Discussions to allow civil partnership ceremonies in Anglican churches appear to have been dropped – at least for the time being.
Equality campaigners believe the postponement reflects an “appalling” reluctance by some in the Church hierarchy to openly debate the issue of same-sex relationships.
But others believe it could reflect a behind the scenes shift at the top of the Church of England which they are convinced could open the way for an historic change in its approach to same-sex relationships by the end of this year.
Last month the Archbishop of York, Dr John Sentamu – a leading equal marriage critic – pointed out that the Church offers blessings for sheep and even trees but not committed same-sex couples, something he said would have to be addressed.
Describing the Marriage (Same Sex Couples) Bill as “an abuse of language” – he also said that unions between gay couples was a “matter which will need to be discussed”.
Colin Coward, director of the pro-gay Anglican campaign group Changing Attitudes said there is a “deep reluctance” by bishops to debate blessings publicly yet.

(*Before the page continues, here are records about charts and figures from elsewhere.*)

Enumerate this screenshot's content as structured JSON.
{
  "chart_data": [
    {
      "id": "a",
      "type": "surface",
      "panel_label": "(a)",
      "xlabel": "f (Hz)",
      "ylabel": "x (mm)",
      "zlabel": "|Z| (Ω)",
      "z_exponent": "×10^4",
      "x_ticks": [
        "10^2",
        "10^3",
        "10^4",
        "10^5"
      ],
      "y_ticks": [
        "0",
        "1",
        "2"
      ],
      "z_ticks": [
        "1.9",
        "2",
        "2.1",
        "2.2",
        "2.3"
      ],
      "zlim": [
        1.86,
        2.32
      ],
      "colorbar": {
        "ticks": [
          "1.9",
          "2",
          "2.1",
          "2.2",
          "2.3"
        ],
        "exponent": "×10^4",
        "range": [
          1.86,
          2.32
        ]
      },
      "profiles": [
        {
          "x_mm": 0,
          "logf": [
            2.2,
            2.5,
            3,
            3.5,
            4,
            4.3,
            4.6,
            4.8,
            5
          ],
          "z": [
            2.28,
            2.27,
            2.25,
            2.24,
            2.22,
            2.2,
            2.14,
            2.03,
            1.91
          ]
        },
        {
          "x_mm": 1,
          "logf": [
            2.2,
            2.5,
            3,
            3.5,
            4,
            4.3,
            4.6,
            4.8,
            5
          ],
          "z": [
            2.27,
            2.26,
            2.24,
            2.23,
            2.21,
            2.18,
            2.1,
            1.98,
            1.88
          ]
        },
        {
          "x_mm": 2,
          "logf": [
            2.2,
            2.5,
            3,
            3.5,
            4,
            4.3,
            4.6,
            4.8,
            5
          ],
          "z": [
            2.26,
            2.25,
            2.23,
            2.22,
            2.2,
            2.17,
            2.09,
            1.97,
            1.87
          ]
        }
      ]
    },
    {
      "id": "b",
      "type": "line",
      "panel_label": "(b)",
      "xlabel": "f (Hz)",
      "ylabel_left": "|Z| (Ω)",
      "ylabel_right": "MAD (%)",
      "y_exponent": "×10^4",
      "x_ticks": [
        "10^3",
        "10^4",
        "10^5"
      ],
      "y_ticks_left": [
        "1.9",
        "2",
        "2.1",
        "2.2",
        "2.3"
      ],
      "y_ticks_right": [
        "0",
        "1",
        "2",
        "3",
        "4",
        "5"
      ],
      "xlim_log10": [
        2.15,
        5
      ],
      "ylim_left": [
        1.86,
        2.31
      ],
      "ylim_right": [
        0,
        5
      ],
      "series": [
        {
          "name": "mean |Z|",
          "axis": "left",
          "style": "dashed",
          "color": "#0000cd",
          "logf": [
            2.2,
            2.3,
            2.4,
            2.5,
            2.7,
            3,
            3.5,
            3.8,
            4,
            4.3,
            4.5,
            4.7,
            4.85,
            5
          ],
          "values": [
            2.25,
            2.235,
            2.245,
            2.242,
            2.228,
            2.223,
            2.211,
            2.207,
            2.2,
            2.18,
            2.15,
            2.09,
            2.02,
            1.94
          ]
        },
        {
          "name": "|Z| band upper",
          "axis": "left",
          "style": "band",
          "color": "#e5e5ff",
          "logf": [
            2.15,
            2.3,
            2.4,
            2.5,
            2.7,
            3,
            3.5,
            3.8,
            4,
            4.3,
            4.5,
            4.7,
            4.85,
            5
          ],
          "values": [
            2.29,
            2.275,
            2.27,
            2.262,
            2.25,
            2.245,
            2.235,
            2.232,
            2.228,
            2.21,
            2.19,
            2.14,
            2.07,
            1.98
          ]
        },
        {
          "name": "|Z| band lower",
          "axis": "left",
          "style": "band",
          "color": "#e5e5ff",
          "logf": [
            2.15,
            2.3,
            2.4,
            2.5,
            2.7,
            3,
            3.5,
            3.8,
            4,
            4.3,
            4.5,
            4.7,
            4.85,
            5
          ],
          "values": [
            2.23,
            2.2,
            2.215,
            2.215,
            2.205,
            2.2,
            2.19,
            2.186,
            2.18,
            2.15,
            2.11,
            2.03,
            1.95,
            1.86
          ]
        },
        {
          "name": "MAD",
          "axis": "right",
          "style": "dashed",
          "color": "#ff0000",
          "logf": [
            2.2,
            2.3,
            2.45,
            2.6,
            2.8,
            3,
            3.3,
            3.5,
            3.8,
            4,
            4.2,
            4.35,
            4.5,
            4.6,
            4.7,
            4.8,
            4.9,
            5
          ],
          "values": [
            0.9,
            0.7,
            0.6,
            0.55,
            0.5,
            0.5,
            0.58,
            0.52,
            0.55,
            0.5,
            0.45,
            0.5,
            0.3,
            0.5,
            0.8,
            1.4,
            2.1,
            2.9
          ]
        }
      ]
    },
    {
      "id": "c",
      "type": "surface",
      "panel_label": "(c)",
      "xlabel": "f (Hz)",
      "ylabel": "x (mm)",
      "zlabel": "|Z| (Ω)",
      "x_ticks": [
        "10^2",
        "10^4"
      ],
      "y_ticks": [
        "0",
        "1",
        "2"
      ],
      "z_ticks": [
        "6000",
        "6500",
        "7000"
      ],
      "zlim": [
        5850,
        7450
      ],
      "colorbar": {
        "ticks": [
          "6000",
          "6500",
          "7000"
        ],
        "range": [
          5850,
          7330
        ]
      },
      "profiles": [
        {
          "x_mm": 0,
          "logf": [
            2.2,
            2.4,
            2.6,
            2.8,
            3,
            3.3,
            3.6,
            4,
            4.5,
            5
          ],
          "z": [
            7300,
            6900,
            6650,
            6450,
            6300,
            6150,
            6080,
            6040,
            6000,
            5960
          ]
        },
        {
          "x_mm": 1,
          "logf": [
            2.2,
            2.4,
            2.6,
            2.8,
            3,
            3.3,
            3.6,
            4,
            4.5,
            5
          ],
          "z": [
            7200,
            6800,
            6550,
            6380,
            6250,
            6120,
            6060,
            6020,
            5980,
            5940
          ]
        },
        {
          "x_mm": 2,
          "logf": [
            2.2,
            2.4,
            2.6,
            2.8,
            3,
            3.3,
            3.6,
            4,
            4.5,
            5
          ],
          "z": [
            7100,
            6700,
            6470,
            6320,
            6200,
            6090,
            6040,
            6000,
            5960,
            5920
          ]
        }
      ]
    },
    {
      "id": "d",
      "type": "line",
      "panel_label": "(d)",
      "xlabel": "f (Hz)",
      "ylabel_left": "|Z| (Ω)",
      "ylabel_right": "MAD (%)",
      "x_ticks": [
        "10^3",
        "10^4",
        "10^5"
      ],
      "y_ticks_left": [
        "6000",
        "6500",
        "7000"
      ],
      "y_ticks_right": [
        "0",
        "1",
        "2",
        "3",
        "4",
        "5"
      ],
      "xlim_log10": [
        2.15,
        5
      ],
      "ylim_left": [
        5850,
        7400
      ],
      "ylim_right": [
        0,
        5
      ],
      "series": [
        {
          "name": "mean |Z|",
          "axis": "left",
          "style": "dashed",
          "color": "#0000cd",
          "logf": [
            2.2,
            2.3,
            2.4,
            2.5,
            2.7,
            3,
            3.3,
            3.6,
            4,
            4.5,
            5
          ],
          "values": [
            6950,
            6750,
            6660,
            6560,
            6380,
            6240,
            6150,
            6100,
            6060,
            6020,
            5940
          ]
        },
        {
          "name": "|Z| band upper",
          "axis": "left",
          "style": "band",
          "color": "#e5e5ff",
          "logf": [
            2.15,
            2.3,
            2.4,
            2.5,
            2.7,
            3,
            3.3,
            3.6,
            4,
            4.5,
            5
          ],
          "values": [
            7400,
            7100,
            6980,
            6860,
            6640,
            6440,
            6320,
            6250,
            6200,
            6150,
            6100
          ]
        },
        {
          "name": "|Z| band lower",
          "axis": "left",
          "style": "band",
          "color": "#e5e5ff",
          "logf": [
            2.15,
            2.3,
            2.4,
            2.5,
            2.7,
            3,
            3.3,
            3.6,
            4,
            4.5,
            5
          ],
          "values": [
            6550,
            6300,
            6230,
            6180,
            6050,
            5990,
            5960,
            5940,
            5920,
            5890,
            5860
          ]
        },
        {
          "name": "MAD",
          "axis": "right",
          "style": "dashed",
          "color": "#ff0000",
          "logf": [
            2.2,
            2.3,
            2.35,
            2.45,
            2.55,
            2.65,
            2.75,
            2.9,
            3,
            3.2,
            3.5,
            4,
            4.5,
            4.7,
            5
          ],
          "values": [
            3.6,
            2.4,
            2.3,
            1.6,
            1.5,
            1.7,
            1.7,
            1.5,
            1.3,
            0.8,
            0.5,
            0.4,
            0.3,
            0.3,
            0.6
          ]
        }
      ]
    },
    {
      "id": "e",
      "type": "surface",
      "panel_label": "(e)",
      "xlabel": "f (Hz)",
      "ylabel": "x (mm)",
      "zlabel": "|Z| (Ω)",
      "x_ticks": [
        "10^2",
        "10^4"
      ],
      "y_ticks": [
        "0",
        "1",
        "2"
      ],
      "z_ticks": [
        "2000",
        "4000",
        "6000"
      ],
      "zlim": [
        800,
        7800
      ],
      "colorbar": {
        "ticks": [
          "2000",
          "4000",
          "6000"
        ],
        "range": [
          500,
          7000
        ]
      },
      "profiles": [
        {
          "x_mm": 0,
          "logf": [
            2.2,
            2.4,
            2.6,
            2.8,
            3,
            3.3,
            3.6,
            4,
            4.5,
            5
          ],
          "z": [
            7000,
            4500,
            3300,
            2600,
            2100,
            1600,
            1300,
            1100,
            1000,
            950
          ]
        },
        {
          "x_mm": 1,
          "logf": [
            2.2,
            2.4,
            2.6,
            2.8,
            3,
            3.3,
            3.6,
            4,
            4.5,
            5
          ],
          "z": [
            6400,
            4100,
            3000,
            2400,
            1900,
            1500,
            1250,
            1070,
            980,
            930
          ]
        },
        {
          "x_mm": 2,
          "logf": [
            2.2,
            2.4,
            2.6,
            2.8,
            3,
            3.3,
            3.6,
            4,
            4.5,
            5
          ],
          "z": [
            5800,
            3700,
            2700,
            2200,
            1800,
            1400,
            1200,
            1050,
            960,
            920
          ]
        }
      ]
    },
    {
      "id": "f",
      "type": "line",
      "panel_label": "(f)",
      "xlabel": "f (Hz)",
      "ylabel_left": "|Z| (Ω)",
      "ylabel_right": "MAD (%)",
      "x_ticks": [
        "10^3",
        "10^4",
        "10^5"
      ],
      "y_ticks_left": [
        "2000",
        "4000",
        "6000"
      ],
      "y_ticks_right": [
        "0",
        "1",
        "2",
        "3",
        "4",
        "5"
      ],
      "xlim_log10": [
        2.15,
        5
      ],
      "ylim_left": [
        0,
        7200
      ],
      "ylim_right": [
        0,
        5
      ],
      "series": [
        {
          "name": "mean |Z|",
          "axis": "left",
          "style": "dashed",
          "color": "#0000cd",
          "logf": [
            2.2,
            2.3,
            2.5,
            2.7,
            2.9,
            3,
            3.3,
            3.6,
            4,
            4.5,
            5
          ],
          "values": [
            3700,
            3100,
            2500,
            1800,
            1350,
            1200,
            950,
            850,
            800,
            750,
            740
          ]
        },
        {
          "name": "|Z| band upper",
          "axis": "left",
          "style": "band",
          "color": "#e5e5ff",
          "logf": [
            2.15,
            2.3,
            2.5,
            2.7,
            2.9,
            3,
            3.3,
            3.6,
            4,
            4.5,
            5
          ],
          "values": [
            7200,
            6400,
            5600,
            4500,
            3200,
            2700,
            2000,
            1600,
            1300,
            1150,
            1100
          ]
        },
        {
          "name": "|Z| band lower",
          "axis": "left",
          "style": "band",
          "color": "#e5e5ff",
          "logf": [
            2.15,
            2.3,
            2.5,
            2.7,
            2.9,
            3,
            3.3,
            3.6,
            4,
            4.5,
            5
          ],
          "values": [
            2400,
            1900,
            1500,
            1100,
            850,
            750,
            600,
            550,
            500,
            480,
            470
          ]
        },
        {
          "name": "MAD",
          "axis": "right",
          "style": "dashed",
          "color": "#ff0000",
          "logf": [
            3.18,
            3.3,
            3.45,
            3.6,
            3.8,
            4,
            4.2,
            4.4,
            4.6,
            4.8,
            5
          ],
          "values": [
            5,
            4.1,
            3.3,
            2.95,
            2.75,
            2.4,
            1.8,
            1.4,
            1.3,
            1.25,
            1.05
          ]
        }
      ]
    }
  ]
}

“I don’t think they have a common position at the moment and I think they don’t feel prepared for a debate,” he said.
But he added that discussions his group had been having suggest there is a “strong movement” in the House of Bishops towards recognising civil partnerships.
He said it was now widely “assumed” that the bishops would address the issue once a commission examining the Church’s teaching on sexuality, chaired by the former civil service mandarin Sir Joseph Pilling, publishes its report.
The Bishop of Buckingham, the Right Reverend Dr Alan Wilson, earlier this year criticised the Church of England’s refusal to allow blessings for civil partnerships, and said that some parishes were ignoring the ban in order to avoid conflict.
Church of England rules prevent priests conducting civil partnership ceremonies or performing formal “blessing” services for same-sex couples.
A report by the Church’s Faith and Order Commission in March urged priests not to treat the issue of recognising civil partnerships as “simply closed”.
Scores of such services take place under the radar across the country every year, usually called services of thanksgiving or dedication to avoid falling foul of the rules.
Liberal priests, who already conduct unofficial dedication and thanksgiving for gay couples, said the report amounted to the first official endorsement for what they do.